Sockets
Brian K. White
brian at aljex.com
Wed May 16 14:40:45 PDT 2012
On 5/16/2012 1:04 PM, Ed Hilovsky wrote:
> Since I still haven't received any documentation regarding the socket
> license I purchased, I would like to get confirmation on the following:
>
>
>
> A rclerk process starts another rclerk in a different file that will open /
> send/ receive / close the socket. Once this second rclerk exits back to the
> original process will the socket license be released and available for use
> by a completely different user / process ?
Also note, if you are willing to do that, run a system() command to
perform the transaction, then possibly you don't need to even use fp
sockets at all, just make a script that uses wget or curl, or, a trick
I've used a few times on *nix is use the user() command with netcat or
socat or the like.
The user() method is very tricky but it can be done and it gives you
almost socket-like ability, in that you can open a connection and talk
back and forth on it all from within processing so you can access all
the filepro data and perform programming logic etc, then close the
connection. The trickiness comes from the fact that you have to be very
sure at all times in your processing that you know what the server will
be saying or expecting you to say, and keep your own side of the
conversation always in sync with that. If you get out of sync because
the server did something you didn't expect, and you're talking while
it's no listening or it's trying to say something and you're not
listening, your process may just hang forever blocking on either output
or input.
So basically, for well defined protocols and/or at least well behaved
servers with consistent behavior, it's no problem, but for ill-defined
proprietary things and inconsistent server behavior, it can be a problem
until you've learned all the servers quirks the hard way.
user() is only available on the unix/linux/bsd versions of fp, not
windows, but it's been available for a long time. At least as far back
as 4.8.
Way to go fp. Is anyone actually using their sockets feature?
I do a fair amount of network traffic from within processing and I do it
all with system and wget or curl (and often a cgi that runs fp on the
other end if I'm doing fp to fp) or user and netcat or socat, possibly
with a script wrapped around netcat/socat instead of using it directly.
Whatever their logic for pricing and licensing that way, I don't think
it worked, assuming the goal was to make money by selling licenses for
either sockets features or base fp upgrades to even gain the privilege
of then buying the sockets feature on top.

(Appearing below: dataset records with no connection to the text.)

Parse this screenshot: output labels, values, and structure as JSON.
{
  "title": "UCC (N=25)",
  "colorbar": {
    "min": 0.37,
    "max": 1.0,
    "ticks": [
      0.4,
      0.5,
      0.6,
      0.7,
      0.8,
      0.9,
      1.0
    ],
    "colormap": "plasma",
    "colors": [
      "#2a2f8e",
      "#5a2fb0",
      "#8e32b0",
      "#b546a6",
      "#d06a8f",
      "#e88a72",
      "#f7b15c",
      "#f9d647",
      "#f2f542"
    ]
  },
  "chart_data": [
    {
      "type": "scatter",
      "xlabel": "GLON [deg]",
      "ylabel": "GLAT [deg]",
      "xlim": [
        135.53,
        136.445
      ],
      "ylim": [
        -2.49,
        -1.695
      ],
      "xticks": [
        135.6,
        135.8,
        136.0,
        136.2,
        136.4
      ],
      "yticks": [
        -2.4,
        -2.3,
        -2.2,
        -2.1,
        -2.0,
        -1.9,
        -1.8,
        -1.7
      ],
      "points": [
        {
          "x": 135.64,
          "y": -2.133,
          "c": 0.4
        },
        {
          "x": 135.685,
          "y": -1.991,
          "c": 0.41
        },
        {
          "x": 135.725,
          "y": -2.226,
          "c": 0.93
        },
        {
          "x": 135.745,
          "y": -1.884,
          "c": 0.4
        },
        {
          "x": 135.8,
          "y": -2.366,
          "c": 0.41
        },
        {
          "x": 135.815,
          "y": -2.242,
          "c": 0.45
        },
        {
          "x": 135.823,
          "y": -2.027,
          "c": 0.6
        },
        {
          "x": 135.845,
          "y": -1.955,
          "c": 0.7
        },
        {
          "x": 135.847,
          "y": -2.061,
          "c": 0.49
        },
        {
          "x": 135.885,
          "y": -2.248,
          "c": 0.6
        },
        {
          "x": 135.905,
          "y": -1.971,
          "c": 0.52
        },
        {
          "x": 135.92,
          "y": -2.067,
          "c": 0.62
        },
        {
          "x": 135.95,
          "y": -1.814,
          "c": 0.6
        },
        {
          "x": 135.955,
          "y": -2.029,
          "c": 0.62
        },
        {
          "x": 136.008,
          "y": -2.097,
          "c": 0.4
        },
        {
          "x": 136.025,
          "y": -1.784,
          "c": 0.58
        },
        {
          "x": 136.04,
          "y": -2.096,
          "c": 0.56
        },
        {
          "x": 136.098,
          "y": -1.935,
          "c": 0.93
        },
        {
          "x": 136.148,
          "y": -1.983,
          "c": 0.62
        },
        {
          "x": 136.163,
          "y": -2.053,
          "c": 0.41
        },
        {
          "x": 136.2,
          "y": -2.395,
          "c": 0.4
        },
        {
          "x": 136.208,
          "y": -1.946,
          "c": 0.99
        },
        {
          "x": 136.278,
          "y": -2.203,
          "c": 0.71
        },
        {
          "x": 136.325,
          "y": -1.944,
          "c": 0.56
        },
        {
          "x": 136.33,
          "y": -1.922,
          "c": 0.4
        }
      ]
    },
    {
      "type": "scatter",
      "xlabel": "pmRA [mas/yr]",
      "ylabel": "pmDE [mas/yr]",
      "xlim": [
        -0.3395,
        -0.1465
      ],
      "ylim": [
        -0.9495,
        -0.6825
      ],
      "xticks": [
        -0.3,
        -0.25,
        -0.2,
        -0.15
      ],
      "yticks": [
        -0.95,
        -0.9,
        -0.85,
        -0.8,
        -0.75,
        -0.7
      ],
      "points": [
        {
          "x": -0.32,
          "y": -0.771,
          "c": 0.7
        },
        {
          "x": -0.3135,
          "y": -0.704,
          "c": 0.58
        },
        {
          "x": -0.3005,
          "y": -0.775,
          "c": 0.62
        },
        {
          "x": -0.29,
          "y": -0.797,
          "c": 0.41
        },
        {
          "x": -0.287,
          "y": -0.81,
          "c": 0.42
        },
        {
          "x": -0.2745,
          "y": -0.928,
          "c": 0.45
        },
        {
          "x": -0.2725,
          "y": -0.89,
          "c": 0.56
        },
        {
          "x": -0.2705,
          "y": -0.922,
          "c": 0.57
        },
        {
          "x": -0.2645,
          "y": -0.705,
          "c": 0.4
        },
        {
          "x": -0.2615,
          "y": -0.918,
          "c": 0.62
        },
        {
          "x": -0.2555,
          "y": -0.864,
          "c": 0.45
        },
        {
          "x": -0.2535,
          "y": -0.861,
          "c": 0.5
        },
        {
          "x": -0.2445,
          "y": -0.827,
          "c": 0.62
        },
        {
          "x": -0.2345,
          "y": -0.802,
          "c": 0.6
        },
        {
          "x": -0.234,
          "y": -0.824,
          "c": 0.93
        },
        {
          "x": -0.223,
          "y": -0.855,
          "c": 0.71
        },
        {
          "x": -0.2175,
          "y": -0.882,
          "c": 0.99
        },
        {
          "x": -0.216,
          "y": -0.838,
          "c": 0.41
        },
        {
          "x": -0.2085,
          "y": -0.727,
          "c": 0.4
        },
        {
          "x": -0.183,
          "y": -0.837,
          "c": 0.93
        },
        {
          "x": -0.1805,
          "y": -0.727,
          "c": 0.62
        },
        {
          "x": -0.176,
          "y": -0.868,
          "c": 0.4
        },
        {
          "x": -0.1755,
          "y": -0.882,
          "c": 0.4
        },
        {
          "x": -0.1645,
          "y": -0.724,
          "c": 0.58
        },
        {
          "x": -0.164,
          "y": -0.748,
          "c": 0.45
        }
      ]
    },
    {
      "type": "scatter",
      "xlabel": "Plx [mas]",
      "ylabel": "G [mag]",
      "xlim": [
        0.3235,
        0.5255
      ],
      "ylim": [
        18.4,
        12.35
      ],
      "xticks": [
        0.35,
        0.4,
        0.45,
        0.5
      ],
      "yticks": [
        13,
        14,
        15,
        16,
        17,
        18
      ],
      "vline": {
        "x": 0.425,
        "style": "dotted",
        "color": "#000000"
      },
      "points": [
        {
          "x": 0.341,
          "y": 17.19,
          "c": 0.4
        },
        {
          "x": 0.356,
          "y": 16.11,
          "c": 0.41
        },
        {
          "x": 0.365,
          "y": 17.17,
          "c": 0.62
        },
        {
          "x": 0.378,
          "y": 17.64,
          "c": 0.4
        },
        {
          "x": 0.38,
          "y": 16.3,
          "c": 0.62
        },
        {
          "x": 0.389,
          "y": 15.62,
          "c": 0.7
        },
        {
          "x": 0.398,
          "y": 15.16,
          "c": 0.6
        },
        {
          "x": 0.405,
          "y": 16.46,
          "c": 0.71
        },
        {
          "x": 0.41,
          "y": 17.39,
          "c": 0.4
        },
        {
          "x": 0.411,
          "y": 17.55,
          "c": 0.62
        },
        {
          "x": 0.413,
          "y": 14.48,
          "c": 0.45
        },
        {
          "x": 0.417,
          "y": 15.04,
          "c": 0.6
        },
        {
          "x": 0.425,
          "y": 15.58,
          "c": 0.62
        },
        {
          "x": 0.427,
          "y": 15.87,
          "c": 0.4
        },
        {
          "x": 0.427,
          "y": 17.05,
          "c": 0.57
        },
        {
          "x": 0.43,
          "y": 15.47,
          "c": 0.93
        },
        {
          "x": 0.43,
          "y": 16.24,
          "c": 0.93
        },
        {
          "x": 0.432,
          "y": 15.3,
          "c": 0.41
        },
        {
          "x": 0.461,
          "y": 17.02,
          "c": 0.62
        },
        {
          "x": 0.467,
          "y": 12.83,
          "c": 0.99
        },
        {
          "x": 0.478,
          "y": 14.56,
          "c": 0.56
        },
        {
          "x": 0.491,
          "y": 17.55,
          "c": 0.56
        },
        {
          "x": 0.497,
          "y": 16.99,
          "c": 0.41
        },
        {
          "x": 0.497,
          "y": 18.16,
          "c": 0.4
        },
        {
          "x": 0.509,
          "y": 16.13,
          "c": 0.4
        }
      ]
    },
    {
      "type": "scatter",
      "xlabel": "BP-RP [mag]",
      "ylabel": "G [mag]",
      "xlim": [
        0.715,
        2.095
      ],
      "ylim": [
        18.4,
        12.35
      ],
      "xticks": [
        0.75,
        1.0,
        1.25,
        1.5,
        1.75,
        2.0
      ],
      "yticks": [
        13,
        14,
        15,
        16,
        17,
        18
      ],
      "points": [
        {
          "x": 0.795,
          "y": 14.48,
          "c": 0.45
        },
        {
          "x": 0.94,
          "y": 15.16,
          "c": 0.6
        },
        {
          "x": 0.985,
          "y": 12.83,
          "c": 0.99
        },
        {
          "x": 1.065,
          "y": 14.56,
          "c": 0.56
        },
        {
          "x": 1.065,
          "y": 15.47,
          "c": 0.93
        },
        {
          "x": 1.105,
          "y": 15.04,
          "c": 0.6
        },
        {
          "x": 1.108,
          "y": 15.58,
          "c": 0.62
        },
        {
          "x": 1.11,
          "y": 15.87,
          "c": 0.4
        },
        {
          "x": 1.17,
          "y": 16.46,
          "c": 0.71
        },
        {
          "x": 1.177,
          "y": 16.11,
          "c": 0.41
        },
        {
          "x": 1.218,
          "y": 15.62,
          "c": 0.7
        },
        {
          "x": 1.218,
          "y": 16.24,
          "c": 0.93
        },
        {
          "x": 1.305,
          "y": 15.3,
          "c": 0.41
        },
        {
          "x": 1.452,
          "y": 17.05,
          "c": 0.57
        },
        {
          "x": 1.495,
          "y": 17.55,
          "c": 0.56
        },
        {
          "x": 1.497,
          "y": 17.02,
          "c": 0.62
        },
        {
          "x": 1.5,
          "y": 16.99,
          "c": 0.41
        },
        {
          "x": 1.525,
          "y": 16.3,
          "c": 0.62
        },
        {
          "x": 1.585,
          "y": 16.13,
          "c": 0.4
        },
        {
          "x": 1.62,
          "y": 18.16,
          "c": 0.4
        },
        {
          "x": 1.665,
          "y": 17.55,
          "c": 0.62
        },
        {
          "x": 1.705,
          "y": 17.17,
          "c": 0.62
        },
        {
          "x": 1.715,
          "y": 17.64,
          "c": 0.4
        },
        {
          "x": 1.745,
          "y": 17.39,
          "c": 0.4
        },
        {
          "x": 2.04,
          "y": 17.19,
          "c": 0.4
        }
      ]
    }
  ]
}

The techniques I use have
been available as long as system() and user() have, and suffer from no
arbitrary artificially injected surprise run-time breakage due to some
license counter.
Why in the world would anyone start using something so full of pitfalls
and land mines? Efficiency from not having to fork child processes?
Whatever the increased efficiency from not forking a system or user
process, I can't imagine it compares to the nonsense exhibited in this
thread.
Even if he was clearly told the way the counter would work, and
understood it, and was ok with just buying whatever number of licenses
required, it's still a stupid waste of everyones time just even having
to deal with it and remember it during upgrades and migrations etc.
I don't even know what these licenses cost, and it doesn't matter. The
biggest problem isn't even with the cost of the license themselves. Even
if they were $1 each I would have a hard time buying into the
arrangement just because I try to avoid knowingly shooting myself in the
foot if it's in any way avoidable. Even if the licenses are so cheap you
can just buy 1000 of them whether you need them or not, that's still:
* An artificial limit I may run into some day. Even if I buy enough
licenses to max out the operating system's capability, that changes too.
Some day a 64bit version of linux using ipv6 or some other stack
entirely will exceed the current standard limits. The fp routines won't
know about those anyways and so could never exceed the original limits,
but that actually just makes the point even more, because without the
source to fp, those routines cant be counted on to adapt to those new
times when they come. But I can swap out the curl/netcat command used in
user/system commands with completely different things that may not even
use tcp/ip any time I want effortlessly forever, as long as the clerk
binary is still runnable at all.
* An artificial technical puzzle piece that absolutely will break every
once in a while. The license counter itself does, and always will,
occasionally break. Like anything else. The key differences are, it's an
_extra_ component that doesn't actually help do any functional
productive job, it's just there to intentionally break things under
certain conditions, so not using it at all reduces the points of failure
in the system, increasing overall quality, and everything else can be
debugged and fixed or replaced or worked around by myself or any
programmer or sysadmin, so it's less of an issue that say, maybe curl
will break sometimes too.
* An artificial admin/maintenance chore to add to the list that must be
addressed on every individual physical server.
Buying/installing/activating the licenses, and maintaining a record of
them along with the other fp licenses forever so you don't lose your
investment when the server dies, etc...
Price'm however you want because long before I even care what the price
is, I already am not even looking at them as a potential solution to any
problems in the first place. The days of putting up with that kind of
nonsense were over way back in 1995 or so.